One by one the weeks passed. Mrs. Stetson had long since gone back to Hampden Falls; and Bertram said that the Strata was beginning to look natural again. There remained now, indeed, only Spunkie, the small gray cat, to remind any one of the days that were gone— though, to be sure, there were Billy’s letters, if they might be called a reminder.
Billy did not write often. She said that she was “too busy to breathe.” Such letters as did come from her were addressed to William, though they soon came to be claimed by the entire family. Bertram and Cyril frankly demanded that William read them aloud; and even Pete always contrived to have some dusting or “puttering” within earshot—a subterfuge quite well understood, but never reproved by any of the brothers.
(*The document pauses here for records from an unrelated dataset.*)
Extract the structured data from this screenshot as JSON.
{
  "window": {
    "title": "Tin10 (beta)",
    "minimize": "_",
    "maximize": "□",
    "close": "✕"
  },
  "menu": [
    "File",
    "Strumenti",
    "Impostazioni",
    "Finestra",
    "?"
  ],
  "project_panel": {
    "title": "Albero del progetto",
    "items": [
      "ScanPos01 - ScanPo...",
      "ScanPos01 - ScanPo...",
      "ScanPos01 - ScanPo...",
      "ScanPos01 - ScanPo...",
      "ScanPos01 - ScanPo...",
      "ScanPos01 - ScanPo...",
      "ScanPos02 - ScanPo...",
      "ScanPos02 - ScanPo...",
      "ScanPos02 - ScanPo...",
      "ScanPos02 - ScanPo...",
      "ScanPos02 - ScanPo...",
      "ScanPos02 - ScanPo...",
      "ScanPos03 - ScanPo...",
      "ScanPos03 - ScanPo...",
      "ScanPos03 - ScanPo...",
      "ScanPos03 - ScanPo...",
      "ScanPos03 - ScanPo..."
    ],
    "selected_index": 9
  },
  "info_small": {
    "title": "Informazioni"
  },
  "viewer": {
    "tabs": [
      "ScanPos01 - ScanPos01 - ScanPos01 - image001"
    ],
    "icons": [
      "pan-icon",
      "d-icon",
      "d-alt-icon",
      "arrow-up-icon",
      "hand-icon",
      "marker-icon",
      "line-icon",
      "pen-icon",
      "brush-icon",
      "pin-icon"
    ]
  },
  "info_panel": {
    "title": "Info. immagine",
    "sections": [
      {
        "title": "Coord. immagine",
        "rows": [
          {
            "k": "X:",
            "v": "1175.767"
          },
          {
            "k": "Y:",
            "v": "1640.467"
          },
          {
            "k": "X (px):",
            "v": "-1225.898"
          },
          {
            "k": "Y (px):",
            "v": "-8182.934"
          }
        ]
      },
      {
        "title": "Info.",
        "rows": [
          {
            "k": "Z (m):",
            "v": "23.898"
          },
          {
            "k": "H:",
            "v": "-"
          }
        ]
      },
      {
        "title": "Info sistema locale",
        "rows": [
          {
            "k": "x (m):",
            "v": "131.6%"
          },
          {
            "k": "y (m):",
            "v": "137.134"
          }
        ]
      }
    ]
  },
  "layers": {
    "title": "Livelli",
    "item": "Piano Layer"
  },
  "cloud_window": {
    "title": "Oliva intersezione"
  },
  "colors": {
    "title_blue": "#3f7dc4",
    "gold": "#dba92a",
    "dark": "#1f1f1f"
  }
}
When the Christmas vacation drew near, William wrote that he hoped Billy and Aunt Hannah would spend it with them; but Billy answered that although she appreciated their kindness and thanked them for it, yet she must decline their invitation, as she had already invited several of the girls to go home with her to Hampden Falls for a country Christmas.
For the Easter vacation William was even more insistent—but so was Billy: she had already accepted an invitation to go home with one of the girls, and she did not think it would be at all polite to change her plans now.
William fretted not a little. Even Cyril and Bertram said that it was “too bad”; that they themselves would like to see the girl—so they would!
It was in the spring, at the close of school, however, that the heaviest blow fell: Billy was not coming to Boston even then. She wrote that she and Aunt Hannah were going to “run across the water for a little trip through the British Isles”; and that their passage was already engaged.
“And so you see,” she explained, “I shall not have a minute to spare. There’ll be only time to skip home for Aunt Hannah, and to pack the trunks before it’ll be time to start.”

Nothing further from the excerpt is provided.